A recent survey by the Bank for International Settlements – the central bankers’ bank – showed that forex trading has grown in London by 30 per cent in the three years since the Brexit vote. London is the global hub of forex, with 43 per cent market share compared to 17 per cent in the US.
That reputation is in the spotlight this week, as today is the first day of the Sibos conference, which brings together 8,000 people working in financial services from around the world. This year, for the first time in the event’s history, it is being held in London and will act as a conduit for those in foreign exchange to drive innovation in finance.

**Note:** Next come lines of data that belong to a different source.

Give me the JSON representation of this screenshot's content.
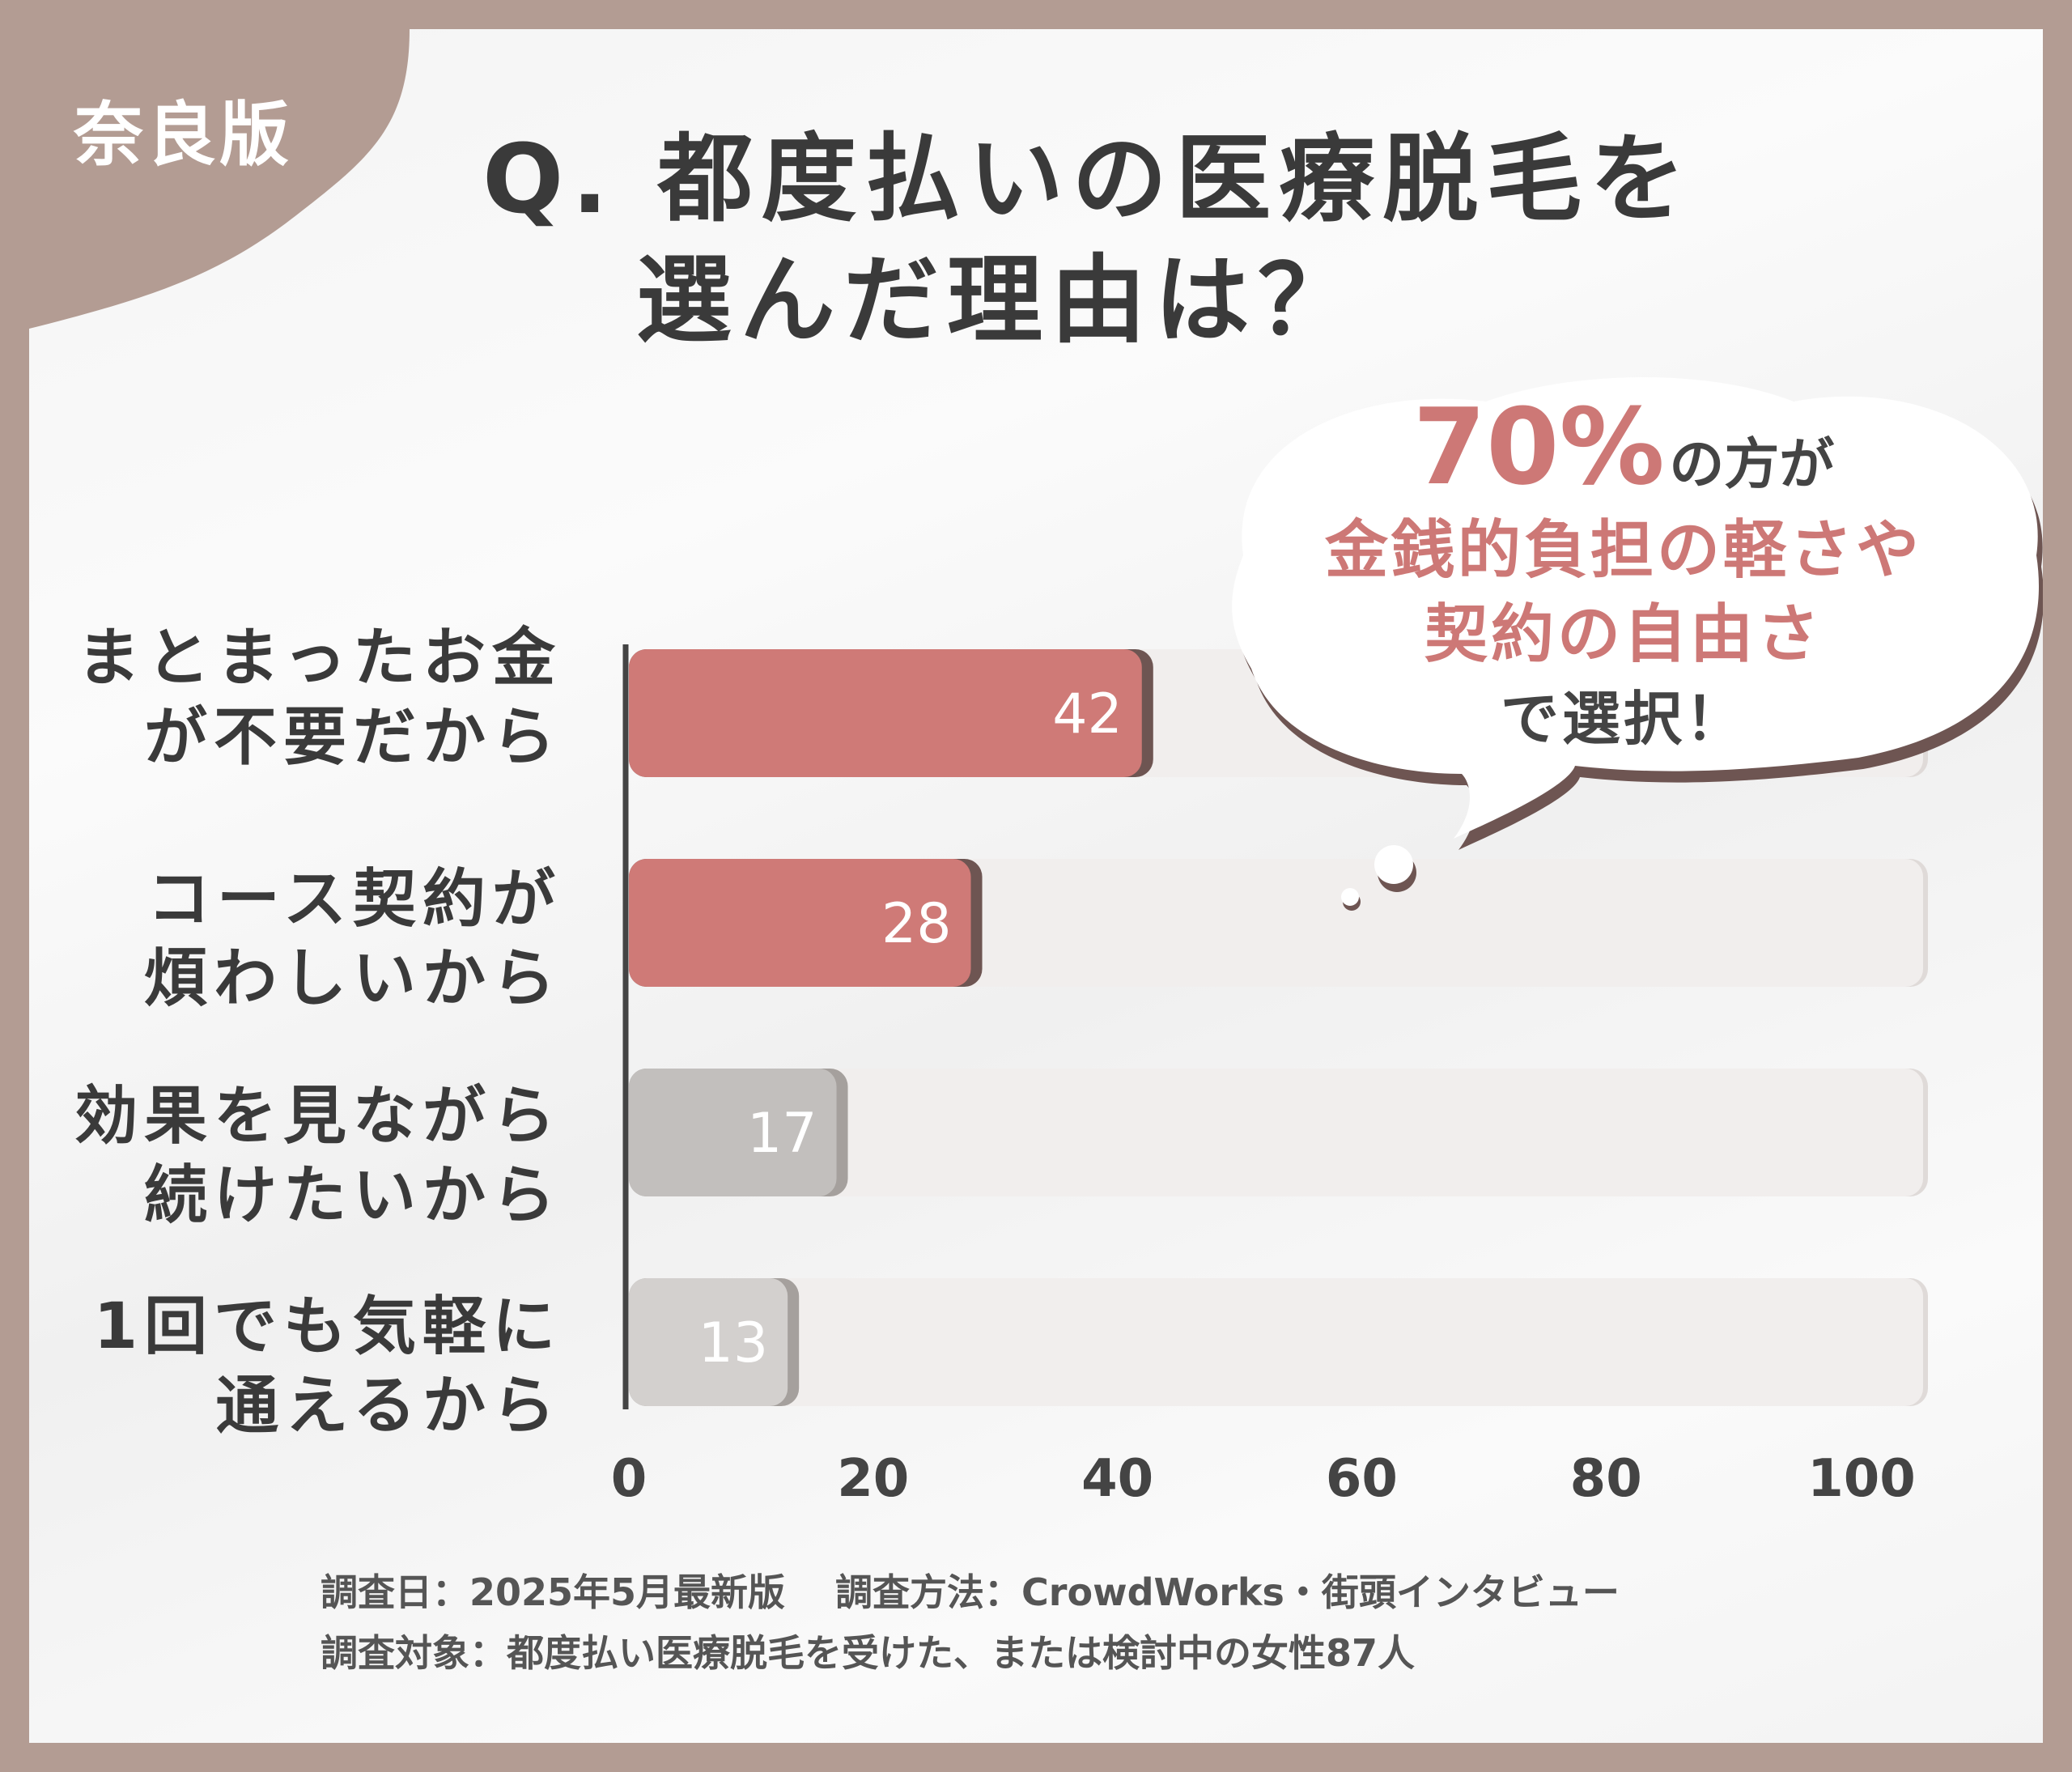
{
  "region_badge": "奈良版",
  "question": {
    "line1": "Q. 都度払いの医療脱毛を",
    "line2": "選んだ理由は？"
  },
  "callout": {
    "percent": "70%",
    "after_percent": "の方が",
    "line2": "金銭的負担の軽さや",
    "line3": "契約の自由さ",
    "line4": "で選択！"
  },
  "chart_data": {
    "type": "bar",
    "orientation": "horizontal",
    "categories": [
      [
        "まとまったお金",
        "が不要だから"
      ],
      [
        "コース契約が",
        "煩わしいから"
      ],
      [
        "効果を見ながら",
        "続けたいから"
      ],
      [
        "1回でも気軽に",
        "通えるから"
      ]
    ],
    "values": [
      42,
      28,
      17,
      13
    ],
    "value_labels": [
      "42",
      "28",
      "17",
      "13"
    ],
    "xlim": [
      0,
      100
    ],
    "x_ticks": [
      "0",
      "20",
      "40",
      "60",
      "80",
      "100"
    ],
    "grid": false,
    "colors": {
      "highlight": "#cf7a77",
      "highlight_shadow": "#6e5552",
      "muted": [
        "#c2bfbd",
        "#d3d0ce"
      ],
      "muted_shadow": "#a5a09d",
      "track": "#f1eeed",
      "track_shadow": "#dfdad8",
      "axis": "#444444"
    }
  },
  "survey": {
    "line1": "調査日：2025年5月最新版　 調査方法：CrowdWorks・街頭インタビュー",
    "line2": "調査対象：都度払い医療脱毛を受けた、または検討中の女性87人"
  },
  "colors": {
    "frame": "#b39c93",
    "accent": "#cd7876"
  }
}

Algorithmic (automated) forex trading is the fastest-growing part of the forex sector, increasing in adoption by 41 per cent from the first quarter of 2018 to the second quarter of 2019, based on the activity of Refinitiv clients on our FXall trading platform. This type of trading is now popular not just with asset managers but also corporate treasurers.
It is increasingly popular in foreign exchange because computers can analyse and act on vast amounts of data far faster than any human. And as we approach the planned Brexit date of 31 October, such trading will become even more significant as traders seek to capitalise on – or hedge against – a continuation of the wild swings in sterling that we have witnessed over the past three years.
Algorithmic trading strategies also have the ability to monitor the news and respond to political events. Following the Brexit referendum, sterling has generally fallen when a hard Brexit has appeared more likely, and risen when this prospect has seemed to fade. So for instance, since the parliamentary vote to block Boris Johnson’s plan to leave the EU on 31 October, the pound has risen two per cent against the US Dollar, hitting a nine week high.
Volatility in the pound has become so sensitive that even Dominic Raab giving a thumbs up gesture to reporters after a meeting when he was Brexit minister prompted a spike in sterling last November. Trading volumes in sterling have jumped after political votes and events.
The surge in adoption of algorithmic trading shows that it has cemented itself as a key option for the buy-side, alongside more traditional manual methods of buying and selling. While questions have been raised around whether this type of trading contributes to market volatility, many self-imposed trading breaks are now in place to ensure orderly markets. For example, traders can now pause trades mid-flow, giving them more control over execution while they monitor market conditions and amend the algorithm’s trading parameters if needed.
But while electronic trading in forex has more than doubled since 2007, it is still far less prevalent than in cash equities and futures. The market continues to grow, and it is moving towards electronic trading backed by high-quality market data and sophisticated tools for execution workflow, analytics, and reporting.
The UK’s competitive advantage in foreign exchange is an important part of the financial services industry, which accounts for 10 per cent of the UK’s total economic output and employs 2.3m people – two thirds of whom work outside of London.
The sector pays more tax than any other, exports more than any other, and generates a trade surplus almost as large as all other net exporting industries combined. So we should support all efforts to promote London’s role as a systemically important centre for safe and vibrant forex activity.